1.    A new strategic concept that prioritises future-proofed Allied defence focused on a new system of deterrence across the hybrid-cyber-hyper war mosaic which intelligently adapts existing conventional and nuclear counterforce deterrence with digital counterforce.
2.    A Euro-centric twenty-first century Allied Command Operations heavy mobile force that closes the posture gap from which Alliance forces suffer and which could assure defence and deterrence in an emergency and when US forces are engaged across multiple theatres and multiple domains.
3.    Allied Command Transformation is charged with properly developing such a European high-end, first response digital-centric future force that can also act as a development platform for a future AI, big data, and increasingly robotic-enabled defence, via such programmes as the NATO Unmanned Systems Initiative.
4.    That such a force can also meet the interoperability challenge with the US future force.  The European future force must, therefore, also be able to operate with US forces or autonomously across air, sea, land, cyber, space, information and knowledge, and critically able to gain comparative advantage in contact.
5.    A NATO-EU strategic partnership worthy of the name that can project power and protect people by moving forces and resources quickly in and around Europe in an emergency to underpin deterrence, mount a defence, and respond to consequence.

Conclusion

The tendency since the end of the Cold War, and indeed for much of it, has been to place political compromise before defence and deterrent effect. The 2019 NATO Military Strategy was reflective of such a tradition. However, NATO and its nations will soon face hard choices and it is those choices the NATO Reflection Group should address.

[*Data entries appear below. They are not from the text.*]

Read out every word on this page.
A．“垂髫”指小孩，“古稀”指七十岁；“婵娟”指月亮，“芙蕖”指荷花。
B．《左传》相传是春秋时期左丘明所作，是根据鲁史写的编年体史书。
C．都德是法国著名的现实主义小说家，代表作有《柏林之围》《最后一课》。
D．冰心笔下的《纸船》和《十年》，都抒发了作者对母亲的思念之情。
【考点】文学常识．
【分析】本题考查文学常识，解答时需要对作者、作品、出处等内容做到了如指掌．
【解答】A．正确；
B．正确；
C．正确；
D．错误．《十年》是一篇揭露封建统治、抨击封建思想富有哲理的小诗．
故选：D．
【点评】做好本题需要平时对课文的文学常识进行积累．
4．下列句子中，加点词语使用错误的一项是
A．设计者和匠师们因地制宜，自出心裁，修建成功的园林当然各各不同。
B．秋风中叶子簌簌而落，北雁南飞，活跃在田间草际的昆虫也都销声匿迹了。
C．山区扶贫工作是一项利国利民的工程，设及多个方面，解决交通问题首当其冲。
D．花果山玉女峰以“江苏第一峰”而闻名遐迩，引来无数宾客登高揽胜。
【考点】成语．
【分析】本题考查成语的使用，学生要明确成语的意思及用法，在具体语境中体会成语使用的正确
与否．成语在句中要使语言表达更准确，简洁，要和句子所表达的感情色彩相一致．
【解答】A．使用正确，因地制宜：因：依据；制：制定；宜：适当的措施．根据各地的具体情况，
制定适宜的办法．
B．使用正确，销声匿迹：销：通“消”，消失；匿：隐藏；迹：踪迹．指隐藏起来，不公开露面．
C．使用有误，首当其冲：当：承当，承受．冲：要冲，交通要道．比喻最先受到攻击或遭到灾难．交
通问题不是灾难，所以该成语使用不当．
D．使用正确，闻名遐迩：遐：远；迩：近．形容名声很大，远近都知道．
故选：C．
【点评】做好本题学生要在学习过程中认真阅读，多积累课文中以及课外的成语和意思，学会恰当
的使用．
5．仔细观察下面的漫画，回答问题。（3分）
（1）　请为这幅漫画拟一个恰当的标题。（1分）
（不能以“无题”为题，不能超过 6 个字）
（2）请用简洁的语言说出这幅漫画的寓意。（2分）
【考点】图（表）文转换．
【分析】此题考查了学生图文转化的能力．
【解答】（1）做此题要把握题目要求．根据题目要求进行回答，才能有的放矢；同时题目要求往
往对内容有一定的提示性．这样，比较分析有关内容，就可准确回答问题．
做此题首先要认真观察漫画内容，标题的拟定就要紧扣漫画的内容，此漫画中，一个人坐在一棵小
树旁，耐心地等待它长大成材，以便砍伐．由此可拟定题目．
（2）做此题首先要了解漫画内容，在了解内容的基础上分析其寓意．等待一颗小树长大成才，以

NATO is ultimately strategic insurance against war in an unstable world in which strategy, technology, capability and affordability are combining for allies and adversaries alike.  NATO must thus be a high-end, warfighting military deterrent.  It is NOT a military EU. 

Above all, Europeans must realise that in the coming decade a hard-pressed US will only be able to ‘guarantee’ Europe’s future defence if Europeans do far more for their own defence. COVID-19 or no! For once, the future of NATO really is at stake. If we fail to modernise our Alliance one day power really could do to some of us, what malicious and malevolent power can, indeed, do if not deterred.